Rangel Alves da Costa*
Casualmente, chegou-me às mãos uma cópia do Projeto de Lei nº 09/2015, que dispõe sobre a qualificação de entidades sem fins lucrativos como Organizações Sociais, encaminhado em regime de urgência pelo prefeito municipal Roberto Araújo à presidência da Câmara Municipal de Poço Redondo, na pessoa de sua presidente Maria José de Andrade Lima.
Da leitura e análise do referido projeto, o primeiro aspecto a ser observado é que o mesmo aparenta ser uma simples cópia de documento similar elaborado em outro município. Impossível chegar a outra conclusão, principalmente pelo fato de o mesmo conter dispositivos incompatíveis com a realidade legislativa e administrativa de Poço Redondo.
Prova disso está na previsão contida no parágrafo único do art. 1º e no art. 9º, afirmando que o contrato de gestão será fiscalizado pelo “Tribunal de Contas do Município”. Até que se prove o contrário, não se tem conhecimento que haja um Tribunal de Contas em Poço Redondo.
Tal aspecto, logo conduz à verificação de que não se trata de um documento legislativo original ou ajustado à realidade municipal. A aprovação de um projeto de tal ordem pela Câmara Municipal, na forma como foi proposto, é assumir o risco de um descalabro administrativo ainda maior em Poço Redondo, vez que outorga poderes para que o prefeito municipal crie organismos de administração paralela ao próprio município, e estes com recursos da própria municipalidade. E traz outras graves consequências, como adiante será demonstrado.

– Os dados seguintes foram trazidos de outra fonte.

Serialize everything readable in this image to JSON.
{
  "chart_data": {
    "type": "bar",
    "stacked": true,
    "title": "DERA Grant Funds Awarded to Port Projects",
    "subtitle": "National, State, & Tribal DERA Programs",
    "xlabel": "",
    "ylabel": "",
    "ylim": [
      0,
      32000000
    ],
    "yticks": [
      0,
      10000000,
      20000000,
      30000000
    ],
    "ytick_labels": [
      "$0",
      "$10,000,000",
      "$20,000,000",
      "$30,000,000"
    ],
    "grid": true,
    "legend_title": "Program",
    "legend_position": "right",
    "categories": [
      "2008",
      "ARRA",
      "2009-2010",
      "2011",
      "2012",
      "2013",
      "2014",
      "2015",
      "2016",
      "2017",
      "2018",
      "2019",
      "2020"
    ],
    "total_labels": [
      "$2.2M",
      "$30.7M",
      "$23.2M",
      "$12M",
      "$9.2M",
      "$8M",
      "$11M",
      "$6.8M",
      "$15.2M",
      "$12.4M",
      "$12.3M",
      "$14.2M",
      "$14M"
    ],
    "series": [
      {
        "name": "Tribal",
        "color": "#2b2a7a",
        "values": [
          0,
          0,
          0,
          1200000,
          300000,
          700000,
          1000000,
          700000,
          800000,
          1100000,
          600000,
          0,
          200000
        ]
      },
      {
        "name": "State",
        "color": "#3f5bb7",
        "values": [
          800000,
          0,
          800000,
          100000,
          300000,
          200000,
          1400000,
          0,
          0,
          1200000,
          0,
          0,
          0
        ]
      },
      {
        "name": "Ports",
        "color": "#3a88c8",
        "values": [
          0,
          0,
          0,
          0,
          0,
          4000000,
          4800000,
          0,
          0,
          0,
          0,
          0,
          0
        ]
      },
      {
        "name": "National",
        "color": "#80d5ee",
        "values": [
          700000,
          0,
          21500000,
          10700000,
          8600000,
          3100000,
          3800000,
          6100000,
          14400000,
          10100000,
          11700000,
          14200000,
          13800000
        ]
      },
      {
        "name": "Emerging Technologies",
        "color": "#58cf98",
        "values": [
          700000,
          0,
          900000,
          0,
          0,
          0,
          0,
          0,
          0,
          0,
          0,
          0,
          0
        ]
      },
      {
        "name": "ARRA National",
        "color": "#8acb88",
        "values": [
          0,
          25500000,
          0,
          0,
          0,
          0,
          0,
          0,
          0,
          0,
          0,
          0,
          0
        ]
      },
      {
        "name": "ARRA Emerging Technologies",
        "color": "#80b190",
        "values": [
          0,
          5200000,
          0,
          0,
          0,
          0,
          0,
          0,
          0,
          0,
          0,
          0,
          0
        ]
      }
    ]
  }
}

Quando, na justificativa, o prefeito Roberto Araújo afirma que a finalidade das Organizações Sociais é permitir que a administração municipal transfira a estas a gestão de certas atividades, dotando tais organizações de verbas orçamentárias municipais, nada mais significa que organizações paralelas à prefeitura – porém atuando com dinheiro do município - e geridas por pessoas que certamente serão escolhidas e influenciadas pelo próprio poder municipal, chamarão para si a responsabilidade pela prática de ações que não vêm sendo realizadas a contento pela gestão municipal. Contudo, o objetivo é implicitamente outro.

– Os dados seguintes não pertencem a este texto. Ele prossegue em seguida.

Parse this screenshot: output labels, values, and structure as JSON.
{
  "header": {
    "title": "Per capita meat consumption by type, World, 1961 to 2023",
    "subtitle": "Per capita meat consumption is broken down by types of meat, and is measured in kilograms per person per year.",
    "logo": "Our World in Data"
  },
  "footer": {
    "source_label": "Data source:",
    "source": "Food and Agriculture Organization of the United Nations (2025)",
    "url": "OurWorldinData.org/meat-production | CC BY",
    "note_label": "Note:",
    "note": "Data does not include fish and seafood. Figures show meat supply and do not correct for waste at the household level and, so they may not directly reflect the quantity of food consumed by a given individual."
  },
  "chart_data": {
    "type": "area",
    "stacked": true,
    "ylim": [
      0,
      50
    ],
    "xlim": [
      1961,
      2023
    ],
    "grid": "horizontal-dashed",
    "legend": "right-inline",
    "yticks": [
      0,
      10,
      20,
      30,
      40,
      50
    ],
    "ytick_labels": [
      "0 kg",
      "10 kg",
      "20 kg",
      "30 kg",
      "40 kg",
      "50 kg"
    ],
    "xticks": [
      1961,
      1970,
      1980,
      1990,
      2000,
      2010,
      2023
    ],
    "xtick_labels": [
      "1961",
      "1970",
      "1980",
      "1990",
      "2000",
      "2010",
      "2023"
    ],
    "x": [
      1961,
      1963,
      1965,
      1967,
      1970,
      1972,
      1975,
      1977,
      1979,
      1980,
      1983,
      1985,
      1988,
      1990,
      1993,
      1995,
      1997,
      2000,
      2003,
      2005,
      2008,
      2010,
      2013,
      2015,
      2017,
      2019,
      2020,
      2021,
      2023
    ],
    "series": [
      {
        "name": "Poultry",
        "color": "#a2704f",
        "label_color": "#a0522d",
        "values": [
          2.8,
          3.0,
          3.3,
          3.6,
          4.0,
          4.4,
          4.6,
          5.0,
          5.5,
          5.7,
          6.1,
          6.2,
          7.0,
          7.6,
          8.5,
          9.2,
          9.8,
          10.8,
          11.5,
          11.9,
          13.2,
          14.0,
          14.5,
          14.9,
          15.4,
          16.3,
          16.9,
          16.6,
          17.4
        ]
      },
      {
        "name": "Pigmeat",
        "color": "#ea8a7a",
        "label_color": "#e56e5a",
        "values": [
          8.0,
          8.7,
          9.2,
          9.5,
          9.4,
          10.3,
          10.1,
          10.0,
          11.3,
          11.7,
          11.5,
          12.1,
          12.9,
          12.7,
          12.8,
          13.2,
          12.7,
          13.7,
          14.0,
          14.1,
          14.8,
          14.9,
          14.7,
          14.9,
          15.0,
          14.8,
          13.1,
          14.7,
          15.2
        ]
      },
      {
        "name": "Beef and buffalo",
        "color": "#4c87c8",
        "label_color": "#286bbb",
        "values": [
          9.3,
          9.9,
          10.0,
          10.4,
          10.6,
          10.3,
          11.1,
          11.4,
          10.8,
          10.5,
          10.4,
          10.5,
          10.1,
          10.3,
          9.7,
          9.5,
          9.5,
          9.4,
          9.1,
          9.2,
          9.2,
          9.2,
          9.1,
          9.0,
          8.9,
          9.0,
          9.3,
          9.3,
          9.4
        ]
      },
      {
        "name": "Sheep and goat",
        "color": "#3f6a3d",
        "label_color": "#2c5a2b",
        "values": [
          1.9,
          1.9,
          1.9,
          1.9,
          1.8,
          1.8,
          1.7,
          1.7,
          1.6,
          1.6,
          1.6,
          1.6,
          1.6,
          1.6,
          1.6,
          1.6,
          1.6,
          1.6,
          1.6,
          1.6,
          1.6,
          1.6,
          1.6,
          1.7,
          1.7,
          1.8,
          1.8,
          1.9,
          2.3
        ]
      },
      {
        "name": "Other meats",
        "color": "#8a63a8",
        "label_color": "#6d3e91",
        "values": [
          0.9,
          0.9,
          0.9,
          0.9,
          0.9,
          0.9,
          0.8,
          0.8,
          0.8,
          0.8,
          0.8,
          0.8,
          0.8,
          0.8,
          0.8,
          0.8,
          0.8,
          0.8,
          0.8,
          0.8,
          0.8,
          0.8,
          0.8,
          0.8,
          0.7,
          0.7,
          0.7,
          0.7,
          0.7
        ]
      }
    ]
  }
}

Há um reconhecimento explícito da ineficiência administrativa da gestão municipal. Com a desculpa de que a ineficiência terá fim com a outorga de poderes para que organizações façam aquilo que a prefeitura não faz, o que se pretende é permitir uma administração paralela. E há de se indagar: se mesmo com as verbas municipais a prefeitura age de modo tão ineficiente, que eficiência deverá ser esperada de organizações que prestarão serviços com as mesmas verbas municipais? Transferem-se apenas as responsabilidades pelo caos administrativo.
Como bem diz o referido documento legislativo no art. 14, as organizações sociais prestarão atividades com recursos municipais. Mais uma vez comprova-se que a gestão municipal irá transferir valores dos cofres públicos para que as entidades atuem. Esvazia-se de um lado e abocanha-se do outro. A prefeitura deixa de exercer suas atividades precípuas e as transfere para as organizações. E surge um problema: Diferentemente da prefeitura, as organizações sociais estão dispensadas de fazer licitação quando contratarem com recursos do município.

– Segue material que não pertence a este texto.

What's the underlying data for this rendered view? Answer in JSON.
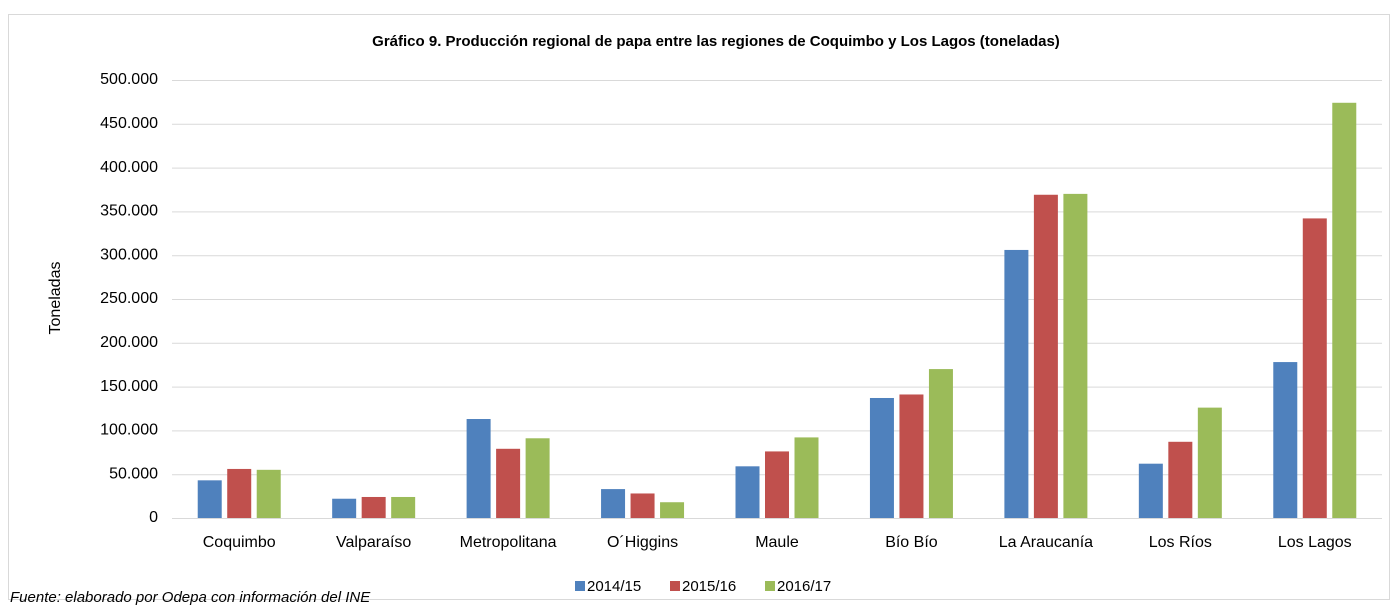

Quando, no art. 13, o documento legislativo diz que as organizações sociais “ficam declaradas como entidades de interesse social e utilidade pública, para todos os fins legais”, é precisamente para lhe permitir um tratamento jurídico diferenciado. E tal tratamento diferenciado irá beneficiar tão somente a prefeitura municipal que, atuando através da organização, ficará dispensada de fazer licitações. Quer dizer, uma porta aberta para o surgimento de fraudes, desvios e outras práticas ilegais.
Demonstrado está que as organizações atuarão como entidades paralelas à administração municipal: com servidores da prefeitura (que serão transferidos para as organizações, por ato do prefeito, porém mantendo todos os direitos de origem), com dinheiro da prefeitura, com estrutura de funcionamento providenciada pela prefeitura, com controle interno do prefeito municipal, com Secretário Municipal responsável pela Comissão de Avaliação. Quer dizer, é outra prefeitura atuando como organização social.
De modo particular, opinando apenas como advogado, pesquisador, escritor e cidadão poço-redondense, creio que a Câmara Municipal não deve ou deveria ir de encontro ao bom senso. Seria total insensatez aprovar uma lei que reconhece a ineficiência administrativa do gestor municipal e em compensação cria uma administração paralela, através das organizações sociais. Organizações estas que atuarão com as já deficientes verbas municipais, mas com o único e exclusivo objetivo de estarem dispensadas de fazer licitações.
E em Poço Redondo, quando o assunto é licitação, praticamente todos os munícipes tem conhecimento dos problemas já ocorridos. Portanto, aprovar uma lei que justamente dispensa a licitação é atitude não só perigosa como irresponsável.